Ombudsman: Ada Potensi Maladministrasi, Tunda Keputusan Impor Beras

Anggota Ombudsman Yeka Hendra Fatika. Sumber Foto: Detik.com

Nusaperdana.com, Jakarta - Pemerintah mewacanakan impor 1 juta ton beras. Ombudsman RI menyoroti ada potensi maladministrasi dalam keputusan impor beras.

"Ombudsman mencermati adanya potensi maladministrasi terkait mekanisme keputusan impor beras," kata anggota Ombudsman Yeka Hendra Fatika dalam konferensi pers yang disiarkan melalui akun YouTube Ombudsman RI, Rabu (24/3/2021).

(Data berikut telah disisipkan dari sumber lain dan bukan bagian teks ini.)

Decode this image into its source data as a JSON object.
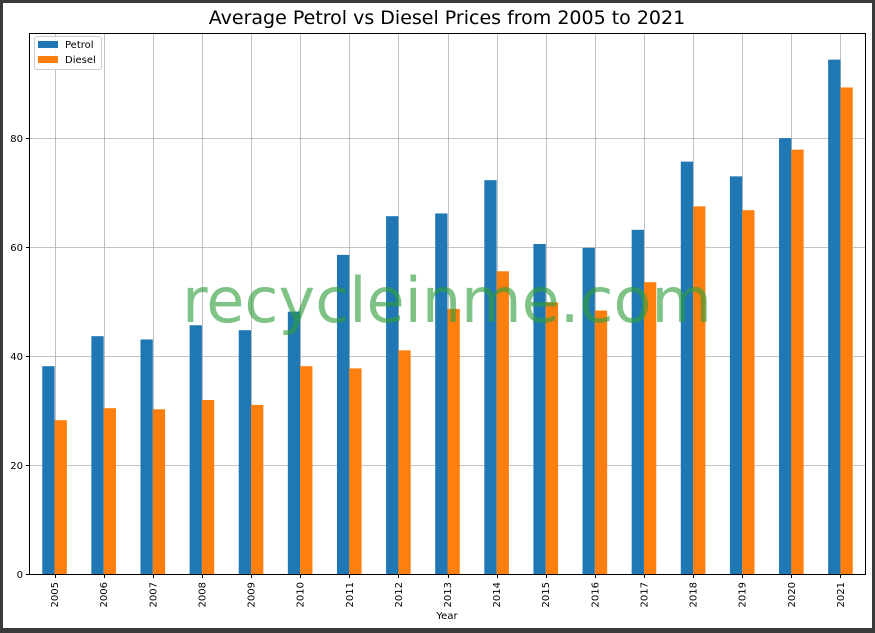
{
  "chart_data": {
    "type": "bar",
    "title": "Average Petrol vs Diesel Prices from 2005 to 2021",
    "xlabel": "Year",
    "ylabel": "",
    "categories": [
      "2005",
      "2006",
      "2007",
      "2008",
      "2009",
      "2010",
      "2011",
      "2012",
      "2013",
      "2014",
      "2015",
      "2016",
      "2017",
      "2018",
      "2019",
      "2020",
      "2021"
    ],
    "series": [
      {
        "name": "Petrol",
        "color": "#1f77b4",
        "values": [
          38.1,
          43.6,
          43.0,
          45.6,
          44.7,
          48.1,
          58.5,
          65.6,
          66.1,
          72.2,
          60.5,
          59.8,
          63.1,
          75.6,
          72.9,
          79.9,
          94.3
        ]
      },
      {
        "name": "Diesel",
        "color": "#ff7f0e",
        "values": [
          28.2,
          30.4,
          30.2,
          31.9,
          31.0,
          38.1,
          37.7,
          41.0,
          48.6,
          55.5,
          49.8,
          48.3,
          53.5,
          67.4,
          66.7,
          77.8,
          89.2
        ]
      }
    ],
    "ylim": [
      0,
      99
    ],
    "yticks": [
      0,
      20,
      40,
      60,
      80
    ],
    "grid": true,
    "legend_position": "top-left"
  },
  "watermark": "recycleinme.com"
}
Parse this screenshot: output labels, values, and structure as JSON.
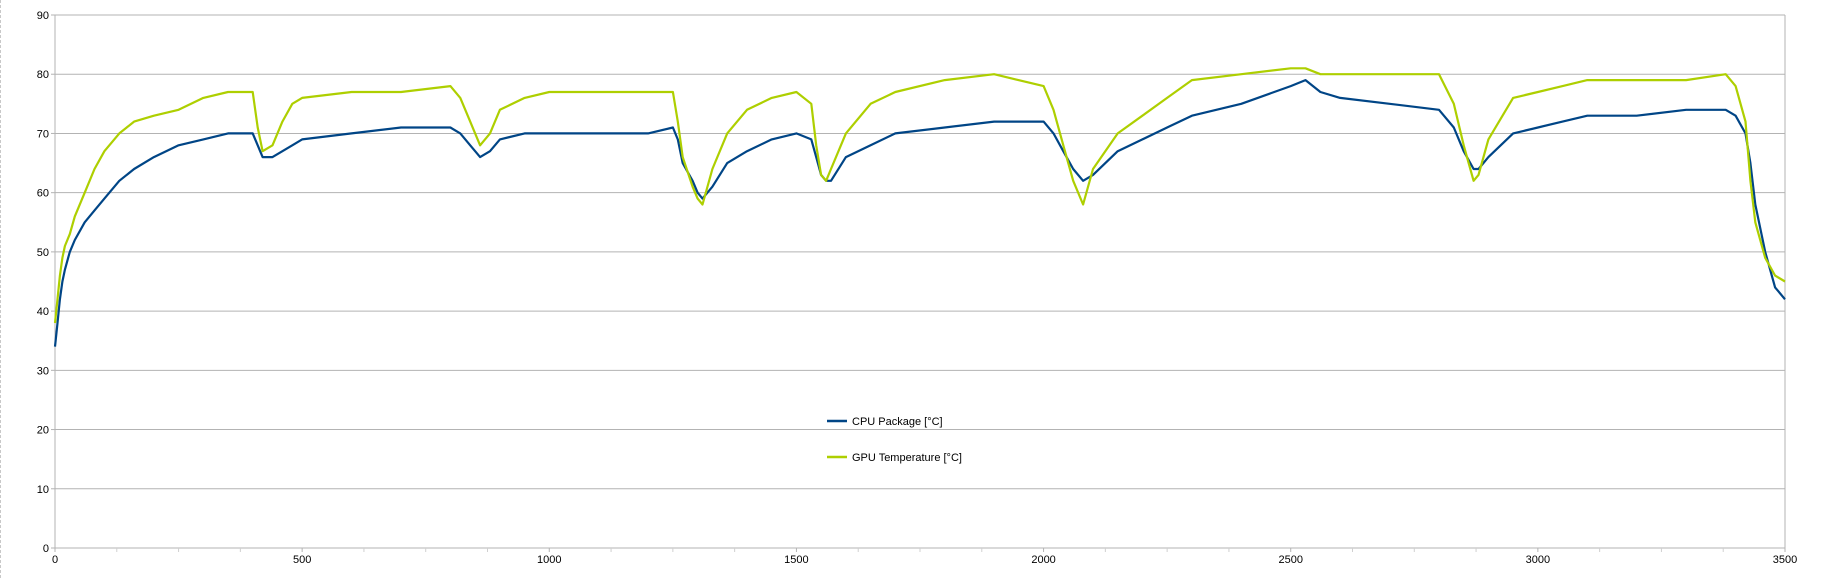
{
  "chart_data": {
    "type": "line",
    "title": "",
    "xlabel": "",
    "ylabel": "",
    "xlim": [
      0,
      3500
    ],
    "ylim": [
      0,
      90
    ],
    "x_ticks": [
      0,
      500,
      1000,
      1500,
      2000,
      2500,
      3000,
      3500
    ],
    "y_ticks": [
      0,
      10,
      20,
      30,
      40,
      50,
      60,
      70,
      80,
      90
    ],
    "grid": {
      "horizontal": true,
      "vertical": false
    },
    "legend_position": "center-lower",
    "series": [
      {
        "name": "CPU Package [°C]",
        "color": "#004586",
        "x": [
          0,
          5,
          10,
          15,
          20,
          30,
          40,
          60,
          80,
          100,
          130,
          160,
          200,
          250,
          300,
          350,
          400,
          410,
          420,
          440,
          460,
          480,
          500,
          600,
          700,
          800,
          820,
          840,
          860,
          880,
          900,
          950,
          1000,
          1100,
          1200,
          1250,
          1260,
          1270,
          1290,
          1300,
          1310,
          1330,
          1360,
          1400,
          1450,
          1500,
          1530,
          1540,
          1550,
          1560,
          1570,
          1600,
          1650,
          1700,
          1800,
          1900,
          2000,
          2020,
          2040,
          2060,
          2080,
          2100,
          2150,
          2200,
          2250,
          2300,
          2400,
          2500,
          2530,
          2560,
          2600,
          2700,
          2800,
          2830,
          2850,
          2870,
          2880,
          2900,
          2950,
          3000,
          3050,
          3100,
          3200,
          3300,
          3380,
          3400,
          3420,
          3430,
          3440,
          3460,
          3480,
          3500
        ],
        "y": [
          34,
          38,
          42,
          45,
          47,
          50,
          52,
          55,
          57,
          59,
          62,
          64,
          66,
          68,
          69,
          70,
          70,
          68,
          66,
          66,
          67,
          68,
          69,
          70,
          71,
          71,
          70,
          68,
          66,
          67,
          69,
          70,
          70,
          70,
          70,
          71,
          69,
          65,
          62,
          60,
          59,
          61,
          65,
          67,
          69,
          70,
          69,
          66,
          63,
          62,
          62,
          66,
          68,
          70,
          71,
          72,
          72,
          70,
          67,
          64,
          62,
          63,
          67,
          69,
          71,
          73,
          75,
          78,
          79,
          77,
          76,
          75,
          74,
          71,
          67,
          64,
          64,
          66,
          70,
          71,
          72,
          73,
          73,
          74,
          74,
          73,
          70,
          65,
          58,
          50,
          44,
          42
        ]
      },
      {
        "name": "GPU Temperature [°C]",
        "color": "#aecf00",
        "x": [
          0,
          5,
          10,
          15,
          20,
          30,
          40,
          60,
          80,
          100,
          130,
          160,
          200,
          250,
          300,
          350,
          400,
          410,
          420,
          440,
          460,
          480,
          500,
          600,
          700,
          800,
          820,
          840,
          860,
          880,
          900,
          950,
          1000,
          1100,
          1200,
          1250,
          1260,
          1270,
          1290,
          1300,
          1310,
          1330,
          1360,
          1400,
          1450,
          1500,
          1530,
          1540,
          1550,
          1560,
          1570,
          1600,
          1650,
          1700,
          1800,
          1900,
          2000,
          2020,
          2040,
          2060,
          2080,
          2100,
          2150,
          2200,
          2250,
          2300,
          2400,
          2500,
          2530,
          2560,
          2600,
          2700,
          2800,
          2830,
          2850,
          2870,
          2880,
          2900,
          2950,
          3000,
          3050,
          3100,
          3200,
          3300,
          3380,
          3400,
          3420,
          3430,
          3440,
          3460,
          3480,
          3500
        ],
        "y": [
          38,
          42,
          46,
          49,
          51,
          53,
          56,
          60,
          64,
          67,
          70,
          72,
          73,
          74,
          76,
          77,
          77,
          71,
          67,
          68,
          72,
          75,
          76,
          77,
          77,
          78,
          76,
          72,
          68,
          70,
          74,
          76,
          77,
          77,
          77,
          77,
          72,
          66,
          61,
          59,
          58,
          64,
          70,
          74,
          76,
          77,
          75,
          68,
          63,
          62,
          64,
          70,
          75,
          77,
          79,
          80,
          78,
          74,
          68,
          62,
          58,
          64,
          70,
          73,
          76,
          79,
          80,
          81,
          81,
          80,
          80,
          80,
          80,
          75,
          68,
          62,
          63,
          69,
          76,
          77,
          78,
          79,
          79,
          79,
          80,
          78,
          72,
          62,
          55,
          49,
          46,
          45
        ]
      }
    ]
  }
}
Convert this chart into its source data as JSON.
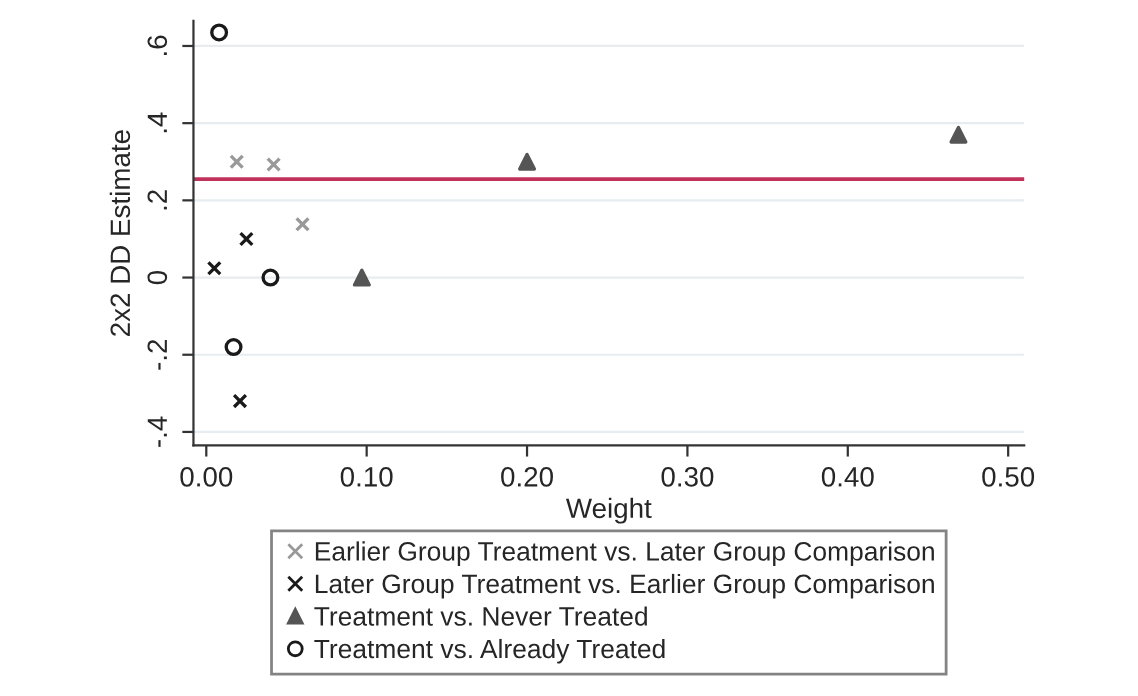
{
  "chart_data": {
    "type": "scatter",
    "xlabel": "Weight",
    "ylabel": "2x2 DD Estimate",
    "xlim": [
      -0.008,
      0.51
    ],
    "xticks": [
      {
        "value": 0,
        "label": "0.00"
      },
      {
        "value": 0.1,
        "label": "0.10"
      },
      {
        "value": 0.2,
        "label": "0.20"
      },
      {
        "value": 0.3,
        "label": "0.30"
      },
      {
        "value": 0.4,
        "label": "0.40"
      },
      {
        "value": 0.5,
        "label": "0.50"
      }
    ],
    "ylim": [
      -0.435,
      0.665
    ],
    "yticks": [
      {
        "value": -0.4,
        "label": "-.4"
      },
      {
        "value": -0.2,
        "label": "-.2"
      },
      {
        "value": 0,
        "label": "0"
      },
      {
        "value": 0.2,
        "label": ".2"
      },
      {
        "value": 0.4,
        "label": ".4"
      },
      {
        "value": 0.6,
        "label": ".6"
      }
    ],
    "grid": "y",
    "legend": "bottom",
    "ref_lines": [
      {
        "axis": "y",
        "value": 0.255,
        "color": "#c0325a"
      }
    ],
    "series": [
      {
        "name": "Earlier Group Treatment vs. Later Group Comparison",
        "color": "#999999",
        "marker": "cross",
        "x": [
          0.019,
          0.042,
          0.06
        ],
        "values": [
          0.3,
          0.293,
          0.138
        ]
      },
      {
        "name": "Later Group Treatment vs. Earlier Group Comparison",
        "color": "#1a1a1a",
        "marker": "cross",
        "x": [
          0.005,
          0.025,
          0.021
        ],
        "values": [
          0.024,
          0.1,
          -0.32
        ]
      },
      {
        "name": "Treatment vs. Never Treated",
        "color": "#555555",
        "marker": "triangle",
        "x": [
          0.097,
          0.2,
          0.469
        ],
        "values": [
          0.0,
          0.3,
          0.37
        ]
      },
      {
        "name": "Treatment vs. Already Treated",
        "color": "#1a1a1a",
        "marker": "circle",
        "x": [
          0.008,
          0.04,
          0.017
        ],
        "values": [
          0.635,
          0.0,
          -0.18
        ]
      }
    ]
  }
}
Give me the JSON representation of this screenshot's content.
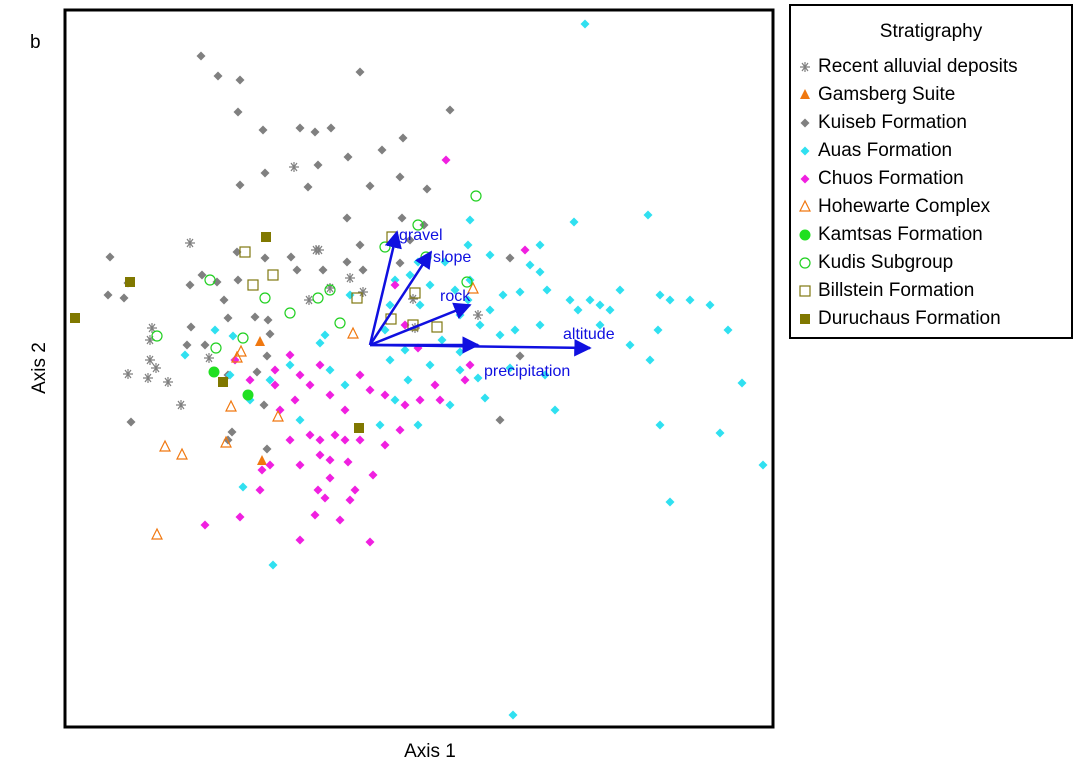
{
  "chart_data": {
    "type": "scatter",
    "panel_label": "b",
    "x_label": "Axis 1",
    "y_label": "Axis 2",
    "xlim": [
      -305,
      403
    ],
    "ylim": [
      -382,
      335
    ],
    "legend_title": "Stratigraphy",
    "legend": "outside-right",
    "series": [
      {
        "name": "Recent alluvial deposits",
        "color": "#808080",
        "marker": "asterisk",
        "x": [
          -76,
          -180,
          -54,
          -51,
          -20,
          -7,
          -40,
          -61,
          -218,
          -220,
          -220,
          -214,
          -242,
          -222,
          -202,
          -161,
          -189,
          43,
          45,
          108
        ],
        "y": [
          178,
          102,
          95,
          95,
          67,
          53,
          57,
          45,
          17,
          5,
          -15,
          -23,
          -29,
          -33,
          -37,
          -13,
          -60,
          46,
          17,
          30
        ]
      },
      {
        "name": "Gamsberg Suite",
        "color": "#f07810",
        "marker": "triangle",
        "x": [
          -110,
          -108
        ],
        "y": [
          3,
          -116
        ]
      },
      {
        "name": "Kuiseb Formation",
        "color": "#808080",
        "marker": "diamond",
        "x": [
          -169,
          -152,
          -130,
          -132,
          -107,
          -70,
          -55,
          -39,
          -10,
          80,
          12,
          33,
          -22,
          -52,
          -130,
          -105,
          -62,
          0,
          30,
          57,
          32,
          -23,
          -10,
          -260,
          -242,
          -262,
          -246,
          -180,
          -168,
          -133,
          -132,
          -153,
          -105,
          -79,
          -73,
          -47,
          -23,
          -7,
          40,
          30,
          54,
          -179,
          -183,
          -165,
          -146,
          -142,
          -115,
          -102,
          -100,
          -103,
          -142,
          -113,
          -106,
          -142,
          -138,
          -103,
          -239,
          140,
          150,
          130
        ],
        "y": [
          289,
          269,
          265,
          233,
          215,
          217,
          213,
          217,
          273,
          235,
          195,
          207,
          188,
          180,
          160,
          172,
          158,
          159,
          168,
          156,
          127,
          127,
          100,
          88,
          62,
          50,
          47,
          60,
          70,
          93,
          65,
          63,
          87,
          88,
          75,
          75,
          83,
          75,
          105,
          82,
          120,
          18,
          0,
          0,
          45,
          27,
          28,
          25,
          11,
          -11,
          -30,
          -27,
          -60,
          -95,
          -87,
          -104,
          -77,
          87,
          -11,
          -75
        ]
      },
      {
        "name": "Auas Formation",
        "color": "#30e0f0",
        "marker": "diamond",
        "x": [
          215,
          143,
          278,
          204,
          100,
          120,
          98,
          170,
          160,
          170,
          177,
          150,
          133,
          100,
          75,
          48,
          40,
          60,
          85,
          98,
          120,
          90,
          110,
          130,
          145,
          170,
          200,
          208,
          220,
          230,
          250,
          240,
          230,
          260,
          290,
          300,
          320,
          340,
          358,
          288,
          280,
          372,
          290,
          350,
          393,
          300,
          185,
          175,
          140,
          108,
          90,
          60,
          38,
          20,
          35,
          72,
          90,
          115,
          80,
          48,
          25,
          10,
          -70,
          -80,
          -100,
          -120,
          -127,
          -97,
          -140,
          -185,
          -155,
          -137,
          -50,
          -40,
          -25,
          15,
          -45,
          -20,
          20,
          50,
          25
        ],
        "y": [
          321,
          -370,
          130,
          123,
          125,
          90,
          100,
          100,
          80,
          73,
          55,
          53,
          50,
          65,
          83,
          83,
          70,
          60,
          55,
          45,
          35,
          30,
          20,
          10,
          15,
          20,
          45,
          35,
          45,
          40,
          55,
          35,
          20,
          0,
          50,
          45,
          45,
          40,
          15,
          15,
          -15,
          -38,
          -80,
          -88,
          -120,
          -157,
          -65,
          -30,
          -23,
          -33,
          -25,
          -20,
          -35,
          -15,
          -5,
          5,
          -7,
          -53,
          -60,
          -80,
          -55,
          -80,
          -75,
          -20,
          -35,
          -55,
          -142,
          -220,
          -30,
          -10,
          15,
          9,
          2,
          -25,
          -40,
          15,
          10,
          50,
          40,
          40,
          65
        ]
      },
      {
        "name": "Chuos Formation",
        "color": "#f020e0",
        "marker": "diamond",
        "x": [
          76,
          155,
          25,
          35,
          48,
          65,
          95,
          100,
          70,
          50,
          35,
          15,
          30,
          15,
          3,
          0,
          -15,
          -22,
          -35,
          -40,
          -55,
          -70,
          -52,
          -70,
          -80,
          -90,
          -95,
          -95,
          -70,
          -60,
          -50,
          -40,
          -25,
          -10,
          0,
          -40,
          -60,
          -50,
          -100,
          -110,
          -130,
          -165,
          -30,
          -20,
          -45,
          -75,
          -80,
          -108,
          -135,
          -120,
          -50,
          -25,
          -10
        ],
        "y": [
          185,
          95,
          60,
          20,
          -3,
          -40,
          -35,
          -20,
          -55,
          -55,
          -60,
          -50,
          -85,
          -100,
          -130,
          -197,
          -145,
          -117,
          -90,
          -133,
          -170,
          -195,
          -145,
          -120,
          -95,
          -65,
          -40,
          -25,
          -30,
          -40,
          -20,
          -50,
          -65,
          -30,
          -45,
          -115,
          -90,
          -95,
          -120,
          -145,
          -172,
          -180,
          -175,
          -155,
          -153,
          -55,
          -10,
          -125,
          -15,
          -35,
          -110,
          -95,
          -95
        ]
      },
      {
        "name": "Hohewarte Complex",
        "color": "#f07810",
        "marker": "open-triangle",
        "x": [
          -129,
          -133,
          -139,
          -144,
          -205,
          -188,
          -213,
          -92,
          -17,
          103
        ],
        "y": [
          -7,
          -13,
          -62,
          -98,
          -102,
          -110,
          -190,
          -72,
          11,
          56
        ]
      },
      {
        "name": "Kamtsas Formation",
        "color": "#20e020",
        "marker": "circle",
        "x": [
          -156,
          -122
        ],
        "y": [
          -27,
          -50
        ]
      },
      {
        "name": "Kudis Subgroup",
        "color": "#20d020",
        "marker": "open-circle",
        "x": [
          106,
          48,
          15,
          56,
          -160,
          -105,
          -80,
          -52,
          -40,
          -30,
          -213,
          -154,
          -127,
          97
        ],
        "y": [
          149,
          120,
          98,
          88,
          65,
          47,
          32,
          47,
          55,
          22,
          9,
          -3,
          7,
          63
        ]
      },
      {
        "name": "Billstein Formation",
        "color": "#807810",
        "marker": "open-square",
        "x": [
          -125,
          -97,
          -117,
          22,
          -13,
          21,
          43,
          67,
          45
        ],
        "y": [
          93,
          70,
          60,
          108,
          47,
          26,
          20,
          18,
          52
        ]
      },
      {
        "name": "Duruchaus Formation",
        "color": "#807800",
        "marker": "square",
        "x": [
          -295,
          -240,
          -104,
          -147,
          -11
        ],
        "y": [
          27,
          63,
          108,
          -37,
          -83
        ]
      }
    ],
    "vector_color": "#1010e0",
    "vectors": [
      {
        "label": "gravel",
        "x": 27,
        "y": 113
      },
      {
        "label": "slope",
        "x": 61,
        "y": 93
      },
      {
        "label": "rock",
        "x": 100,
        "y": 40
      },
      {
        "label": "altitude",
        "x": 220,
        "y": -3
      },
      {
        "label": "precipitation",
        "x": 108,
        "y": 0
      }
    ]
  }
}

Adapun potensi maladministrasi itu Ombudsman menilai tidak ada indikator yang mengharuskan pemerintah memutuskan impor beras. Sebab, ditinjau dari data BPS, justru produksi beras diperkirakan surplus pada saat musim panen raya.

"Saya kalau ditanya sekarang belum tahu karena kita mencium adanya potensi maladministrasi itu karena polemik terjadi, karena beberapa indikasi, seperti produksi kita nggak ada masalah, stok beras di masyarakat tidak ada masalah, stok beras di tingkat penggilingan pelaku usaha juga tidak ada masalah, sehingga kami melihat jangan jangan ada yang salah dalam memutuskan ini," ujar Yeka.

"Indikasinya maladministrasi itu terjadi karena polemik seperti ini. Kami merasa aneh karena indikator-indikator terhadap perlunya impor itu justru kami menilai tidak harus ada keputusan impor kalau melihat data BPS, stok yang ada di masyarakat, stabilnya kita kemarin 2019, 2020. Nah, kalau ada kekhawatiran terkait stok yang ada di Bulog, ini perlu kami dalami apakah betul stok di Bulog kurang dari 1 juta itu masalah," ungkapnya.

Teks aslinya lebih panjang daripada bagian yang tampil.